Für gute Arbeit in einer gerechten Gesellschaft

Im umfassenden Leitantrag des Hauptvorstandes „Für gute Arbeit in einer gerechten Gesellschaft“ verabschiedeten die Delegierten diverse Forderungen zu Themen wie guter Erwerbsarbeit, Tarifbindung und gute Tarifeinkommen, Ausbildung, Weiterbildung, Arbeits- und Gesundheitsschutz oder Daseinsvorsorge.  Die Delegierten beschlossen auf Antrag der Region Hamburg-Elmshorn, sich auch weiterhin für die Abschaffung der sachgrundlosen Befristung einzusetzen. Oliver Riek, selbst seit 20 Jahren in Gastronomie tätig, kritisierte die Betriebe in der Gastronomie als „Jammerlappen“. Dort fehlten 100.000 Beschäftigte. Trotzdem würden viele Betriebe neue Beschäftigte immer noch mit Probezeiten von einem Jahr einstellen.
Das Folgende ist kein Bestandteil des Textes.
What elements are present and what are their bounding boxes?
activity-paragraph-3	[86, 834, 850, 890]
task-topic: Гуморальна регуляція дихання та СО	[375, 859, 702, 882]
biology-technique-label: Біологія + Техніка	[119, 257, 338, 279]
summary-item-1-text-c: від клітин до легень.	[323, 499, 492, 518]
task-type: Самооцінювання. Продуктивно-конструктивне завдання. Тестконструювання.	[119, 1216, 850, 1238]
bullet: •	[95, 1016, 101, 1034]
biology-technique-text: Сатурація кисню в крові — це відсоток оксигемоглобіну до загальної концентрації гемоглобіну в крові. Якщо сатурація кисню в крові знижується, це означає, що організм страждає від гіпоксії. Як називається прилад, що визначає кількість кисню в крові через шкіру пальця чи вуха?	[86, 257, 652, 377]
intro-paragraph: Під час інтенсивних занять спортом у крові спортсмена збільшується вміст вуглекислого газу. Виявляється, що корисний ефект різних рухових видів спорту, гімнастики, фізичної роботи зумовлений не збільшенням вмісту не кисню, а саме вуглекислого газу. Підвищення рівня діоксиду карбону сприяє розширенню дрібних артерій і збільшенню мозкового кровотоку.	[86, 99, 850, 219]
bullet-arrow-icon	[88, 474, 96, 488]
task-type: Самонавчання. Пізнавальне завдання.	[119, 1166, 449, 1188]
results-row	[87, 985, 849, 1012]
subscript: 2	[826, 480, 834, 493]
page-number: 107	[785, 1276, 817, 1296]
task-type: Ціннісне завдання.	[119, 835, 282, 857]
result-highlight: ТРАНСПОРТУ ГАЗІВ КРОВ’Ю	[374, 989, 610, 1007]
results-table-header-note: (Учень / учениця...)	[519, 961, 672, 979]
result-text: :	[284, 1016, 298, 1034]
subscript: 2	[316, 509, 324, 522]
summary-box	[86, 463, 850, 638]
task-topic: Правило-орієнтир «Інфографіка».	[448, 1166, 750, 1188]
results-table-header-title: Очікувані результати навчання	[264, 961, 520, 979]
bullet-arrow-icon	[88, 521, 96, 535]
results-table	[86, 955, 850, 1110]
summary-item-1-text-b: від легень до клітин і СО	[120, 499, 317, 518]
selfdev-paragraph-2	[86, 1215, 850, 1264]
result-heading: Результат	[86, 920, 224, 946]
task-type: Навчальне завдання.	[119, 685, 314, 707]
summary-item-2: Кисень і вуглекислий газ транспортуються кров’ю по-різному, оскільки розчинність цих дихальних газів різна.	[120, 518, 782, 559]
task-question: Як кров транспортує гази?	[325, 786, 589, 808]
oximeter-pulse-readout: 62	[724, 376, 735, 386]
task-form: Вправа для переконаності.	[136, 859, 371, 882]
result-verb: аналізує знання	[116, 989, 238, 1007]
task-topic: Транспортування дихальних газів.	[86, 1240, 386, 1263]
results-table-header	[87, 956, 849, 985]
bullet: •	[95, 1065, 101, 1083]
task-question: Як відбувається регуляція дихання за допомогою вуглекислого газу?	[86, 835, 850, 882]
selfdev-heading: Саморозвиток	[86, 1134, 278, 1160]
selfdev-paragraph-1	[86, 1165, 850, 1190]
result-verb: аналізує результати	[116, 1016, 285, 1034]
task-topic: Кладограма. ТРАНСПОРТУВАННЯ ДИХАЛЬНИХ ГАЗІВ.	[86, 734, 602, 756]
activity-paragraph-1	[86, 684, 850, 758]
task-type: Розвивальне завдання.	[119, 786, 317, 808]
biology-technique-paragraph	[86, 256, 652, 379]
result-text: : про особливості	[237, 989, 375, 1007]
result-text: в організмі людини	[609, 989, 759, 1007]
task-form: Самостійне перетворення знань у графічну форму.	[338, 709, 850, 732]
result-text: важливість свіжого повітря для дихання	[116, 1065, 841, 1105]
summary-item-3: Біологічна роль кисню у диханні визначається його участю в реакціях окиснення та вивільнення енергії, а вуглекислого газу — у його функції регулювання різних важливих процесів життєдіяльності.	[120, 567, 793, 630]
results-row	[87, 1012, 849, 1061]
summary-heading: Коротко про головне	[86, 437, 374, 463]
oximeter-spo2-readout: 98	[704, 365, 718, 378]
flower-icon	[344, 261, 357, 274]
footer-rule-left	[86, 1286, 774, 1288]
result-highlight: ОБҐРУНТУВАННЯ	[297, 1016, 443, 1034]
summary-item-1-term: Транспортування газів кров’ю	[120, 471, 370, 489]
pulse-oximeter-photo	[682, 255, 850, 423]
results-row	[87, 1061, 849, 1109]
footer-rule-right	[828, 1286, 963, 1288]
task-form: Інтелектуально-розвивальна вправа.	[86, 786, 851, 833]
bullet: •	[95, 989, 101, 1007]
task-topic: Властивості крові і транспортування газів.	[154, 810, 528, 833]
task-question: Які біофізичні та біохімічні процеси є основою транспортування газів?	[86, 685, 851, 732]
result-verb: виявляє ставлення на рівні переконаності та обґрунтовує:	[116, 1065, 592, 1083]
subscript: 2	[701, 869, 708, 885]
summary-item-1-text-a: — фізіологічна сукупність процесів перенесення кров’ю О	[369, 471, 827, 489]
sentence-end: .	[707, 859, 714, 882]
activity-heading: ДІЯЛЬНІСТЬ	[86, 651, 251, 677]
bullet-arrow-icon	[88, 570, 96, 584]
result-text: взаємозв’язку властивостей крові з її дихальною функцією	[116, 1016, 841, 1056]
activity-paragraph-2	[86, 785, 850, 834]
Schon bei der Einstellung würden die Beschäftigten in solchen Betrieben „verarscht“, so Oliver Riek weiter.

Weiblich, stark, erfolgreich

Mit einer schönen Plakataktion und viel Applaus verabschiedeten die Delegierten gleich zu Beginn der inhaltlichen Debatte mehrere Anträge, um die Rolle von Frauen in der NGG zu stärken. Im Antrag des Bundesfrauenausschuss geht es darum, das Engagement und die Beteiligung von Frauen ganzheitlich über alle Ebenen zu stärken, beispielsweise indem mehr Frauen mehr Führungspositionen in Haupt- und Ehrenamt übernehmen. Weil der Frauenanteil in der NGG sinkt, soll Frauenarbeit außerdem integraler Teil der Mitgliederwerbung sein. Der Antrag des Hauptvorstandes sieht vor dem Hintergrund diverser Geschlechter vor, die Geschlechterformulierungen in der Satzung zu überarbeiten und redaktionell anzupassen. Außerdem soll der Hauptvorstand prüfen, dass die Förderung von Frauen auch künftig in der Satzung verankert bleibt.

Tag 4

Und weiter geht es mit Inhalten: Heute diskutieren die Delegierten die Themenblöcke >Für gute Arbeit in einer gerechten Gesellschaft<, >NGG im Betrieb und in den Branchen< und >Sozial-ökologische Transformation und Lebensmittelpolitik<. Bundesarbeitsminister Hubertus Heil spricht per Videobotschaft zu den NGG-Delegierten.